Kubernetes Is Everywhere, So What's Next?
January 12, 2022

Marie Ponseel
Traefik Labs

In the past few years, Kubernetes (open sourced by Google in 2014) has moved from the bleeding edge of technology to critical mass adoption. Kubernetes is a container orchestration system that has democratized distributed, microservice-based architectures for at-scale deployments, thrusting businesses into a new generation of cloud native computing.

Kubernetes usage is clearly on the rise. Yet more and more companies using Kubernetes with applications in production are facing challenges managing and operating the systems. This begged the question: Which challenges are commonplace, and what patterns can we observe from Kubernetes usage?

To answer this question, over 1,000 software engineers, DevOps practitioners, and IT architects were surveyed. The report, Managing and Scaling Applications in Kubernetes, was published last year and revealed three key insights:

1. While everyone is using Kubernetes, not everything runs in Kubernetes

Kubernetes adoption is high — a whopping 70% of survey respondents reported using Kubernetes-based container orchestrators for at least one business project. Yet 58% of respondents were running less than half of their applications in Kubernetes. IT departments everywhere have adopted Kubernetes, but their deployments are often limited to non-critical applications. As Kubernetes continues to evolve, new challenges are emerging as businesses strive to scale existing deployments. 

2. Increased adoption leads to increased complexity

As Kubernetes grows in popularity, it fragments and becomes exponentially complex. While the use of Kubernetes is prevalent, not all deployments are uniform. DevOps teams are deploying Kubernetes in a multitude of ways. Most companies operate heterogeneous environments where no two clusters are alike. This has its advantages, as it grants organizations the chance to put each workload in the environment that suits it most. It also creates complexity, as Kubernetes environments become increasingly multi-cluster, multi-cloud, and multi-ingress.

As businesses scale the size of their data footprint, it rarely makes sense to deploy all their infrastructure in just one Kubernetes cluster. Multi-cluster is a strategy for deploying an application across multiple Kubernetes clusters, treating clusters as disposable commodities. This brings availability, improved latency, better performance, isolation, and operational readiness. According to the survey, more than 60% of Kubernetes users are running two or more clusters in production. They are doing so to separate services across tiers, locales, teams, or providers - and adding to the complexity of their infrastructure in the process.
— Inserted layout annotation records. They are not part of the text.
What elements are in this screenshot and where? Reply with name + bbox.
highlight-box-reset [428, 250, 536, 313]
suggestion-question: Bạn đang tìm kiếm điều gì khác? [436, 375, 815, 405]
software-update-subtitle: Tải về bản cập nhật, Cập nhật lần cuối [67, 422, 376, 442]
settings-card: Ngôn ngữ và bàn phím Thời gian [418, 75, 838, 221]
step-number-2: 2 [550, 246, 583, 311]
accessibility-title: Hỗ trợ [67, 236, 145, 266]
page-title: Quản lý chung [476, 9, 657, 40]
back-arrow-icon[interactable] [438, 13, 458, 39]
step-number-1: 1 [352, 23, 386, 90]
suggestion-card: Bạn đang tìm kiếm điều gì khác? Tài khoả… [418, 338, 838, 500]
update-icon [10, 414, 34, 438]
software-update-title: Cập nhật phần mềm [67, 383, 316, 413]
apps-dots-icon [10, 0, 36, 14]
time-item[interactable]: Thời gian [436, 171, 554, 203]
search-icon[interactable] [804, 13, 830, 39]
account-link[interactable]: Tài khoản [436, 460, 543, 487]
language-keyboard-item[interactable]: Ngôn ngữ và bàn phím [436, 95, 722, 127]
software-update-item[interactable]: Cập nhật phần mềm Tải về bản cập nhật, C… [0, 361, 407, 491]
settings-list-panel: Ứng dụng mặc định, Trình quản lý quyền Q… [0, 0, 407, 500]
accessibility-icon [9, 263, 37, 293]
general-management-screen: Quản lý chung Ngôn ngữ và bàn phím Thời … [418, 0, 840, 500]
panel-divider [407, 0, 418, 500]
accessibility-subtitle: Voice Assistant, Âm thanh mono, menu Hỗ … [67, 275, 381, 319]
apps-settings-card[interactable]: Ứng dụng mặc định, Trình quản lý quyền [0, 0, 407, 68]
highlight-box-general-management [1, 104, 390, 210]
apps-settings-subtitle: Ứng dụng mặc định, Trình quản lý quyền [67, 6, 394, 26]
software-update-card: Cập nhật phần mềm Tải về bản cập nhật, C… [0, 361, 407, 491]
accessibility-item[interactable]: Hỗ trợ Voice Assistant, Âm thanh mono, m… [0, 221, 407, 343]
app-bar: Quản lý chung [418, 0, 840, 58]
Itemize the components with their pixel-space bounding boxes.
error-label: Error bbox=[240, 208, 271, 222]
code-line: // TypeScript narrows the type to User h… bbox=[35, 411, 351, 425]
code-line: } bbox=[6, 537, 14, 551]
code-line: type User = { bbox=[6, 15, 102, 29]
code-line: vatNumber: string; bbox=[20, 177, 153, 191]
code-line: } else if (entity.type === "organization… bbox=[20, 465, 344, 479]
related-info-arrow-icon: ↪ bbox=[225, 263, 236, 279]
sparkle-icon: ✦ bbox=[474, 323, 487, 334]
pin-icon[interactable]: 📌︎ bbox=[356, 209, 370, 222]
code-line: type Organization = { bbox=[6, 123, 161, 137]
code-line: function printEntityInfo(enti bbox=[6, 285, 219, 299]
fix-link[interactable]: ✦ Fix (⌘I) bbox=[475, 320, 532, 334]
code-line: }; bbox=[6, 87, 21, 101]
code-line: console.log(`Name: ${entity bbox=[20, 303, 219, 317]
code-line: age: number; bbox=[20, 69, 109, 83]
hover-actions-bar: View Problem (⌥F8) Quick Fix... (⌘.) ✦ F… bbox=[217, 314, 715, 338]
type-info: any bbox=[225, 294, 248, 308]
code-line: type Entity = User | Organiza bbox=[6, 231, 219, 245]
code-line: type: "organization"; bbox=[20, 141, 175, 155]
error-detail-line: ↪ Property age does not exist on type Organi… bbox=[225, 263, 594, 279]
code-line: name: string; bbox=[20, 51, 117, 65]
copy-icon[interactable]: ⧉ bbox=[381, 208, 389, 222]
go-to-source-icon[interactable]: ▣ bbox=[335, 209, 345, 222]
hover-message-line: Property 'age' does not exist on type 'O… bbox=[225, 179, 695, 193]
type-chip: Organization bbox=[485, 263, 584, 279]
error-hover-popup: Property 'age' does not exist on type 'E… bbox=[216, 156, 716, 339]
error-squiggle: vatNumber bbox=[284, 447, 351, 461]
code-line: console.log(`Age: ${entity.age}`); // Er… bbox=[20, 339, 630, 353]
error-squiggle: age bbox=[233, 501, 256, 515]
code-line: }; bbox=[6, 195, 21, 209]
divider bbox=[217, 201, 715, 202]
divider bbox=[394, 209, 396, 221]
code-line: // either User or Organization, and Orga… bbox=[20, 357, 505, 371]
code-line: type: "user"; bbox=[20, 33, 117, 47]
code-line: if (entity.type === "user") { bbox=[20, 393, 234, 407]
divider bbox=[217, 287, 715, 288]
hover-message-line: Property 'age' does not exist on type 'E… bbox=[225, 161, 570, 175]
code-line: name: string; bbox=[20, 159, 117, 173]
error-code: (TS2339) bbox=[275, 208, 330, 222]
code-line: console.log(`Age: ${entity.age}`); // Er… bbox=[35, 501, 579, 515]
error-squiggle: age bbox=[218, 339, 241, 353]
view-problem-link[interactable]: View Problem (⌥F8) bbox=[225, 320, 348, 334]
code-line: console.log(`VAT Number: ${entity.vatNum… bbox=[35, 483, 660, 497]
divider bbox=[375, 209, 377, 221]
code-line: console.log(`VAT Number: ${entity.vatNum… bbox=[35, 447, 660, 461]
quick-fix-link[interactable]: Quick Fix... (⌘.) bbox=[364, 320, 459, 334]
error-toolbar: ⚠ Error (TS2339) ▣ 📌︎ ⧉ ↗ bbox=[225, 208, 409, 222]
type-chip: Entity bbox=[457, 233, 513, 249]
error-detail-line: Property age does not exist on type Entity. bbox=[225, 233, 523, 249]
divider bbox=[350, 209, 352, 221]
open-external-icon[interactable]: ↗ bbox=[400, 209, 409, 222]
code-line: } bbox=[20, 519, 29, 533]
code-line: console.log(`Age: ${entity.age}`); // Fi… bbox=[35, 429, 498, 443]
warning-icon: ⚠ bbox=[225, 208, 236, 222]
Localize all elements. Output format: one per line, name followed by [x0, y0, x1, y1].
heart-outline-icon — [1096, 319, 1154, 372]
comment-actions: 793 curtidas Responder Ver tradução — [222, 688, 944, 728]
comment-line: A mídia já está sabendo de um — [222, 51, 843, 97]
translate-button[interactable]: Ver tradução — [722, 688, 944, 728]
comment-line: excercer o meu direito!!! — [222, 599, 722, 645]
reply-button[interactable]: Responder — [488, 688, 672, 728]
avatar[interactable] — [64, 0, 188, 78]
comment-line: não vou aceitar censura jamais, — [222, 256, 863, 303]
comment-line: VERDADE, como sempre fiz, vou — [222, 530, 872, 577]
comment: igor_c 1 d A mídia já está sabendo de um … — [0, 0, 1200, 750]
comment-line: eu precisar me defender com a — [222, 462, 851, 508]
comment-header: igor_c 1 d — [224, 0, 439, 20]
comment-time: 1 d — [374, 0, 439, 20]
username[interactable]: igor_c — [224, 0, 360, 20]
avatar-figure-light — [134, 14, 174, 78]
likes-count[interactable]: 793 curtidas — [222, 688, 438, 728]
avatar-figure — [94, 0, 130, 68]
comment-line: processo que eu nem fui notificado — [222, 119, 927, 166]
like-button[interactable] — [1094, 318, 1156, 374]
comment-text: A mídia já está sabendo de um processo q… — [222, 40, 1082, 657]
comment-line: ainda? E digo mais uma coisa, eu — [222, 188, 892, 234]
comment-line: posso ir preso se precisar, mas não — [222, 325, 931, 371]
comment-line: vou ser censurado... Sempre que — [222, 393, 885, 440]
The future is multi-cloud. More and more organizations are using multiple public clouds at the same time, different clouds for different workloads, and combining public clouds with traditional on-prem infrastructures (ie. hybrid cloud). Multi-cloud strategies increase agility and flexibility, minimize vendor lock-in, benefit from best-of-breed features, and improve cost efficiency. Crucially, they allow businesses to control the geography of applications and adhere to stringent data regulations as a result. More than half of survey respondents were using multi-cloud (AWS and GCP were the primary clouds) and valuing the flexibility to run applications where needed.

With time, a vast and fragmented cloud native ecosystem with hundreds of competing and overlapping vendors, tools, and platforms has grown around Kubernetes. Dozens of tools are required to manage today's distributed environments. Over 60% of survey respondents use multi-ingress solutions to manage access to Kubernetes clusters, indicating the use of disparate toolsets to manage the growing array of technologies as end-users navigate a landscape filled with similar vendors and offerings. 

3. Heterogeneous in nature, today's Kubernetes environments are difficult to manage and operate

Today's world is multi-everything and heterogeneous in nature. The growing array of clusters, clouds, and ingresses being used all at once is compounding the innate complexity of Kubernetes. This creates a number of challenges for the management and operations of Kubernetes environments.

Troubleshooting was highlighted as a top concern for DevOps teams. It is difficult to identify the root cause of problems when applications are distributed and deployments are diverse.

As companies add more and more technologies to their stacks, observability becomes an uphill battle. Each solution comes with its tools and can be quite siloed in its own right. Without a single pane of glass across heterogeneous environments, visibility into clusters and ingresses can be opaque.

And even though most companies today already use an observability platform (the survey showed 74% use Grafana and 68% use Prometheus), there is evidence that these tools are not sufficient. Setup and configuration is often difficult and time-consuming, and when incidents occur, developers prefer to log directly into clusters to manually review logs.

Observability is crucial for managing and operating Kubernetes environments, but the heterogeneity of the technology makes it a key challenge for DevOps teams. 

Kubernetes has become the de facto standard for container orchestration and has been adopted en masse across all industries. Yet new emerging challenges must now be overcome before businesses can scale existing deployments. As Kubernetes and its surrounding ecosystem continues to evolve, applications become increasingly fragmented, distributed, and heterogeneous — a key trend that will likely continue for the foreseeable future.